Jakarta, Jurnas.com - Kejaksaan Agung lebih unggul dari Komisi Pemberantasan Korupsi (KPK) dalam mengusut kasus dugaan korupsi terkait kerugian negara dan Tindak Pidana Pencucian Uang (TPPU) selama tahun 2023.
Indonesia Corruption Watch (ICW) mencatat Korps Adhyaksa telah menangani 789 terdakwa yang beririsan dengan kerugian negara, sementara KPK hanya menangani 13 terdakwa.
“Penuntut umum mana yang paling sering mengusut perkara dengan konteks kerugian keuangan negara? Ternyata kejaksaan jauh mengungguli KPK dalam mengusut perkara korupsi kerugian keuangan negara,” kata Peneliti ICW Kurnia Ramadhana di Jakarta Pusat, Senin 14 Oktober 2024.
Dia mengatakan KPK terpusat pada penanganan kasus suap. Padahal, menurut Kurnia, KPK bisa mengoptimalkan pengusutan melalui pembangunan kasus atau case building.
Kurnia menilai, penanganan kasus suap cenderung lebih mudah dibandingkan kasus yang bersinggungan dengan kerugian negara.
Untuk itu, Kurnia mendorong KPK agar lebih banyak mengusut perkara-perkara dengan konteks kerugian keuangan negara sebagaimana diatur dalam Pasal 2 atau Pasal 3 Undang-undang Pemberantasan Tindak Pidana Korupsi (UU Tipikor).
“Kalau suap tidak ada kerugian keuangan negaranya. Namun, bukan berarti suap itu ditinggalkan tapi ditingkatkan penanganan perkara korupsi kerugian keuangan negara,” ungkap Kurnia.
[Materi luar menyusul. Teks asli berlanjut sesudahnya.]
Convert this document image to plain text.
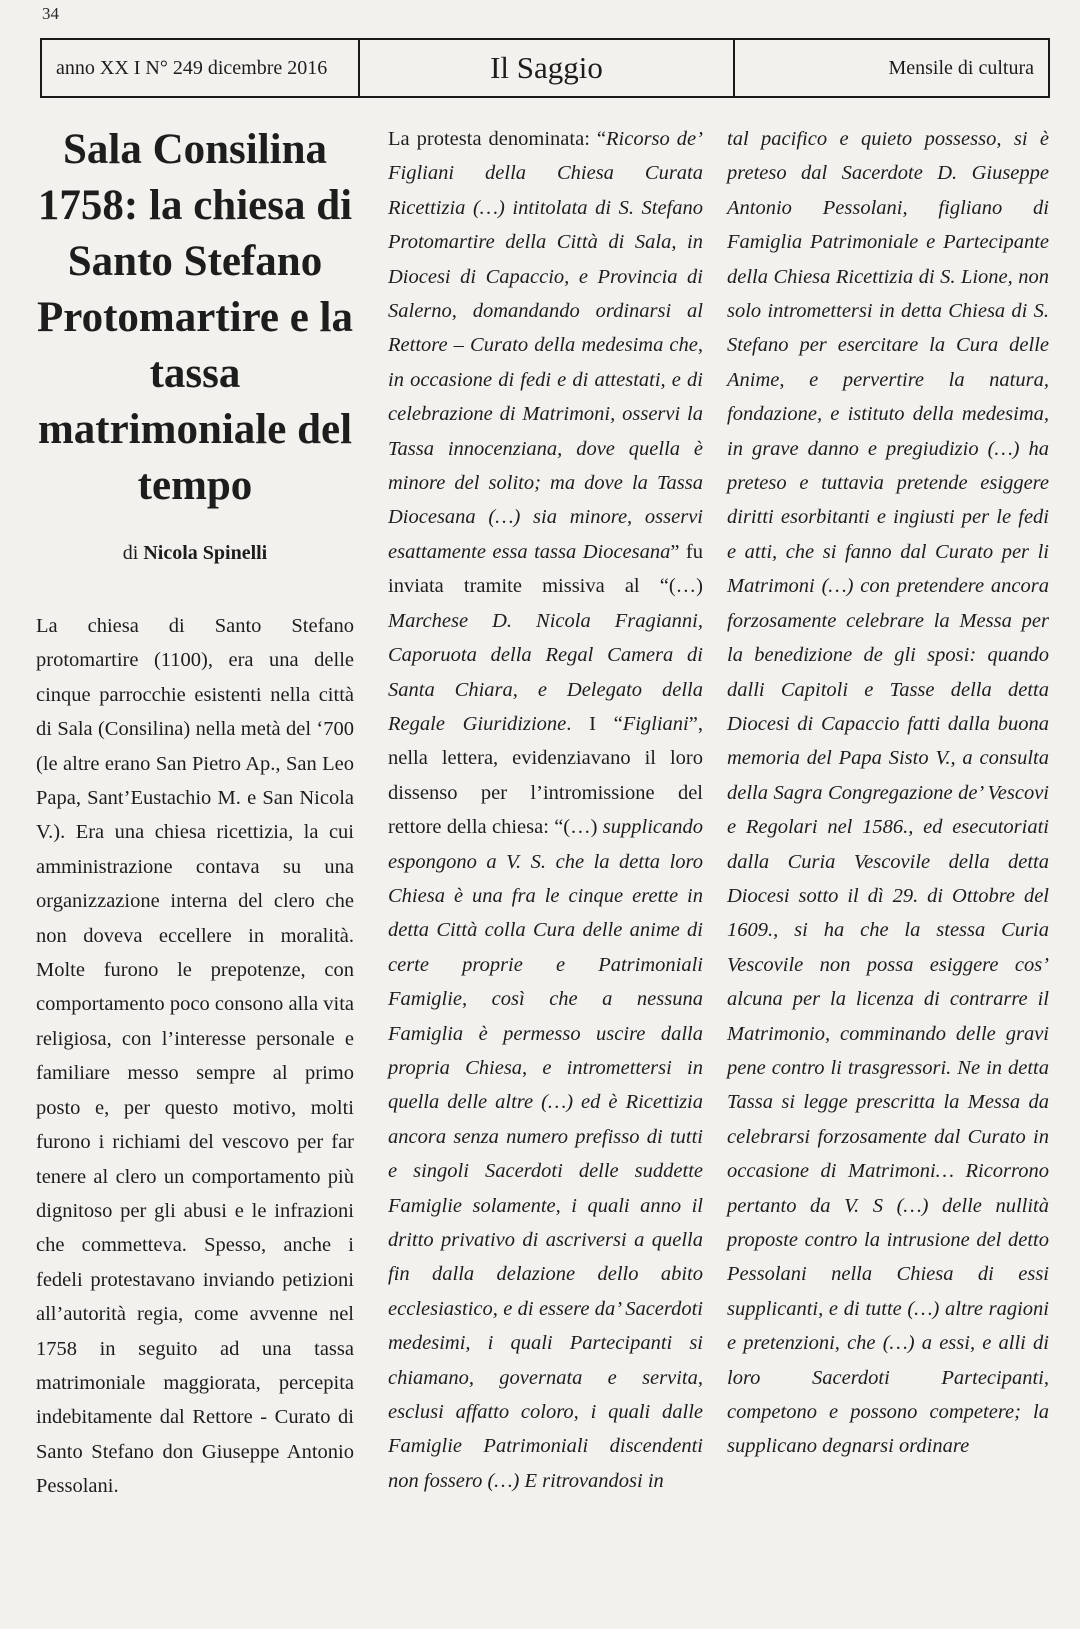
34
anno XX I N° 249 dicembre 2016	Il Saggio	Mensile di cultura
Sala Consilina 1758: la chiesa di Santo Stefano Protomartire e la tassa matrimoniale del tempo
di Nicola Spinelli
La chiesa di Santo Stefano protomartire (1100), era una delle cinque parrocchie esistenti nella città di Sala (Consilina) nella metà del ‘700 (le altre erano San Pietro Ap., San Leo Papa, Sant’Eustachio M. e San Nicola V.). Era una chiesa ricettizia, la cui amministrazione contava su una organizzazione interna del clero che non doveva eccellere in moralità. Molte furono le prepotenze, con comportamento poco consono alla vita religiosa, con l’interesse personale e familiare messo sempre al primo posto e, per questo motivo, molti furono i richiami del vescovo per far tenere al clero un comportamento più dignitoso per gli abusi e le infrazioni che commetteva. Spesso, anche i fedeli protestavano inviando petizioni all’autorità regia, come avvenne nel 1758 in seguito ad una tassa matrimoniale maggiorata, percepita indebitamente dal Rettore - Curato di Santo Stefano don Giuseppe Antonio Pessolani.
La protesta denominata: “Ricorso de’ Figliani della Chiesa Curata Ricettizia (…) intitolata di S. Stefano Protomartire della Città di Sala, in Diocesi di Capaccio, e Provincia di Salerno, domandando ordinarsi al Rettore – Curato della medesima che, in occasione di fedi e di attestati, e di celebrazione di Matrimoni, osservi la Tassa innocenziana, dove quella è minore del solito; ma dove la Tassa Diocesana (…) sia minore, osservi esattamente essa tassa Diocesana” fu inviata tramite missiva al “(…) Marchese D. Nicola Fragianni, Caporuota della Regal Camera di Santa Chiara, e Delegato della Regale Giuridizione. I “Figliani”, nella lettera, evidenziavano il loro dissenso per l’intromissione del rettore della chiesa: “(…) supplicando espongono a V. S. che la detta loro Chiesa è una fra le cinque erette in detta Città colla Cura delle anime di certe proprie e Patrimoniali Famiglie, così che a nessuna Famiglia è permesso uscire dalla propria Chiesa, e intromettersi in quella delle altre (…) ed è Ricettizia ancora senza numero prefisso di tutti e singoli Sacerdoti delle suddette Famiglie solamente, i quali anno il dritto privativo di ascriversi a quella fin dalla delazione dello abito ecclesiastico, e di essere da’ Sacerdoti medesimi, i quali Partecipanti si chiamano, governata e servita, esclusi affatto coloro, i quali dalle Famiglie Patrimoniali discendenti non fossero (…) E ritrovandosi in
tal pacifico e quieto possesso, si è preteso dal Sacerdote D. Giuseppe Antonio Pessolani, figliano di Famiglia Patrimoniale e Partecipante della Chiesa Ricettizia di S. Lione, non solo intromettersi in detta Chiesa di S. Stefano per esercitare la Cura delle Anime, e pervertire la natura, fondazione, e istituto della medesima, in grave danno e pregiudizio (…) ha preteso e tuttavia pretende esiggere diritti esorbitanti e ingiusti per le fedi e atti, che si fanno dal Curato per li Matrimoni (…) con pretendere ancora forzosamente celebrare la Messa per la benedizione de gli sposi: quando dalli Capitoli e Tasse della detta Diocesi di Capaccio fatti dalla buona memoria del Papa Sisto V., a consulta della Sagra Congregazione de’ Vescovi e Regolari nel 1586., ed esecutoriati dalla Curia Vescovile della detta Diocesi sotto il dì 29. di Ottobre del 1609., si ha che la stessa Curia Vescovile non possa esiggere cos’ alcuna per la licenza di contrarre il Matrimonio, comminando delle gravi pene contro li trasgressori. Ne in detta Tassa si legge prescritta la Messa da celebrarsi forzosamente dal Curato in occasione di Matrimoni… Ricorrono pertanto da V. S (…) delle nullità proposte contro la intrusione del detto Pessolani nella Chiesa di essi supplicanti, e di tutte (…) altre ragioni e pretenzioni, che (…) a essi, e alli di loro Sacerdoti Partecipanti, competono e possono competere; la supplicano degnarsi ordinare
Selain itu, kejaksaan juga mengungguli KPK dalam penanganan kasus pencucian uang. KPK hanya memproses hukum lima terdakwa.
“Kejaksaan jauh mendominasi pengusutan perkara dengan pencucian uang ketimbang KPK,” kata Kurnia.
Ia menambahkan jumlah terdakwa yang dikenakan Pasal pencucian uang pada tahun ini menurun dibandingkan tahun 2022. Pada tahun ini setidaknya ada 17 terdakwa pencucian uang, sedangkan tahun lalu hanya 28 terdakwa.
“Dakwaan pencucian uang di sini jumlahnya tahun 2023 itu 17 sedangkan tahun 2022 itu mencapai angka 28. Apakah 28 itu prestasi? Tentu tidak. Itu masih sedikit juga,” ucap Kurnia.
“Delik pencucian uang itu ada dua, ada aktif, ada pasif. Tidak mungkin ada aktif tapi tidak ada pasifnya, tapi ternyata pengusutan dengan delik Pasal 5 Undang-undang Pencucian Uang itu masih sangat minim digunakan oleh penuntut umum KPK maupun kejaksaan,” sambungnya.